La médecine personnalisée ne va pas de soi, indique le médecin, car jusqu’à présent, lorsque l’industrie testait une nouvelle molécule, elle le faisait sur des malades ne souffrant «que» de la pathologie en question. Or, dans la vraie vie, il arrive que les gens cumulent diverses maladies et prennent plusieurs médicaments. Le cas des patients VIH confrontés à des problèmes cardiovasculaires le montre.
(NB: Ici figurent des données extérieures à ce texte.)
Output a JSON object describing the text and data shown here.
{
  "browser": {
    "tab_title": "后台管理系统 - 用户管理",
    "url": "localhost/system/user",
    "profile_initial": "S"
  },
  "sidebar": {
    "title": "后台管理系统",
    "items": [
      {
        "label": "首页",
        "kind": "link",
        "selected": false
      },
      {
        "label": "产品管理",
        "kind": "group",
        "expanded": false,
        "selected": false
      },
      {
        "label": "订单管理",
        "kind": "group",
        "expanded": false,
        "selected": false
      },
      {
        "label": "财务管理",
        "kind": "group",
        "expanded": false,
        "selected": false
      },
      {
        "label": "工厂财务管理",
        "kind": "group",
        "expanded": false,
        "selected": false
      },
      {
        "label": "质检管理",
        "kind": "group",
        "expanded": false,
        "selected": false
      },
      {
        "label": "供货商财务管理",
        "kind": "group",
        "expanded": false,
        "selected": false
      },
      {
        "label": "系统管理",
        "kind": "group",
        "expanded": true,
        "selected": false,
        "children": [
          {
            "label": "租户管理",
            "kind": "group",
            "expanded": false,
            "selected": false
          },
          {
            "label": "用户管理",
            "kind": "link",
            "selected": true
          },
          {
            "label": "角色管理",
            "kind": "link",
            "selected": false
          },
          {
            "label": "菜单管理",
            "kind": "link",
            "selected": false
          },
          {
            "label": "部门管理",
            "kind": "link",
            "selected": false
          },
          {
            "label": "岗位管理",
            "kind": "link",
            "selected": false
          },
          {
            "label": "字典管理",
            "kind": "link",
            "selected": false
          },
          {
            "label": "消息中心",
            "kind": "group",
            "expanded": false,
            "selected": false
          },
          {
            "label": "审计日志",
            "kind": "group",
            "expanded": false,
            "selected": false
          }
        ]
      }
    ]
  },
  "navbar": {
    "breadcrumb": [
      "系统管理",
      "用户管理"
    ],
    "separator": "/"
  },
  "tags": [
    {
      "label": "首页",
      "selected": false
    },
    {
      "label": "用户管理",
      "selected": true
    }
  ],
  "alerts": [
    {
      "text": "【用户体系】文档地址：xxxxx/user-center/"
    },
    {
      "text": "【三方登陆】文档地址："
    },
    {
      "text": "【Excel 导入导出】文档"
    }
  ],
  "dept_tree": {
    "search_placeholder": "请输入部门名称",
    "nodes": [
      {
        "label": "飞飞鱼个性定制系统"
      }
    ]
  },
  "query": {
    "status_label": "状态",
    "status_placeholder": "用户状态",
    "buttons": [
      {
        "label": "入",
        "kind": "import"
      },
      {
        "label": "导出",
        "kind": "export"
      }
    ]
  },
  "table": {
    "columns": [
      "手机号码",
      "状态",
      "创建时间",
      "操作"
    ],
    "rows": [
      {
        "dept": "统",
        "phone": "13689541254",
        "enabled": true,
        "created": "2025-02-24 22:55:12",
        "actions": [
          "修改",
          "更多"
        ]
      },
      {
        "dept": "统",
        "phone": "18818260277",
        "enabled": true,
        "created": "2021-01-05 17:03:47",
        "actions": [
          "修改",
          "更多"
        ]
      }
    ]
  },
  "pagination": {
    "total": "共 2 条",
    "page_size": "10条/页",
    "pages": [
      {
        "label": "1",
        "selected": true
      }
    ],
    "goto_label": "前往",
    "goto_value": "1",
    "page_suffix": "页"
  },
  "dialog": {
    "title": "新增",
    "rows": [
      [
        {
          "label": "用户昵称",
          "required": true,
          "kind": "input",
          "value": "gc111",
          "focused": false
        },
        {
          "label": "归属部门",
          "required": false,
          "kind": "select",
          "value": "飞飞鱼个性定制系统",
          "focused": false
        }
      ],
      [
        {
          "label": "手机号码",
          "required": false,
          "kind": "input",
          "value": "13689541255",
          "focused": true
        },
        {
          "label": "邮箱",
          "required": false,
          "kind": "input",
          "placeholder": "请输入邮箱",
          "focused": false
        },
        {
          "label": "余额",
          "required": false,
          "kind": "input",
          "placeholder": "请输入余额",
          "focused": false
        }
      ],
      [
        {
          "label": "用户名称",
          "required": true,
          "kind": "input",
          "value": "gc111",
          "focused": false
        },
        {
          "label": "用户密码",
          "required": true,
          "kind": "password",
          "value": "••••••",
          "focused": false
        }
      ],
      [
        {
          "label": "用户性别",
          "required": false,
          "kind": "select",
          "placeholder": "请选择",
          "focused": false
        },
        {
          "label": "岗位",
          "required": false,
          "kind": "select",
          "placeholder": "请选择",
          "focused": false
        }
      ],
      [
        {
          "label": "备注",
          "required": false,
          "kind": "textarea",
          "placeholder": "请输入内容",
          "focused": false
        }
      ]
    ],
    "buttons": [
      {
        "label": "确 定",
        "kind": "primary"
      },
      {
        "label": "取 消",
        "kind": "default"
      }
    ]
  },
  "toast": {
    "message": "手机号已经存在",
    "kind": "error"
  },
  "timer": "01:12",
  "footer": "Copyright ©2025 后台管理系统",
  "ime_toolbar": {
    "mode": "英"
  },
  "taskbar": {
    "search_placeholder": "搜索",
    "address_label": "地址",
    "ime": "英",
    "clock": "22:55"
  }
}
Mais c’est vrai plus largement, souligne Jules Desmeules: «Les Caucasiens ne transforment pas les médicaments comme les Éthiopiens. Les enfants ne sont pas des mini-adultes. Idem pour une personne âgée ou un patient sans rein. J’ai moi-même un particularisme génétique qui fait que je n’élimine pas ou n’active pas certains médicaments comme mon voisin. Notre étude montre qu’il est possible d’intégrer ces variables avant de donner un médicament. Il faut pousser l’industrie dans ses retranchements afin qu’elle adapte ses produits à la condition du patient et qu’elle détecte mieux les interactions potentielles.» Quel serait son intérêt à le faire? «Cela lui permettrait de réduire les effets indésirables liés à ses médicaments. Et il s’agirait d’un investissement relativement faible en termes de coût et de logistique», répond Youssef Daali.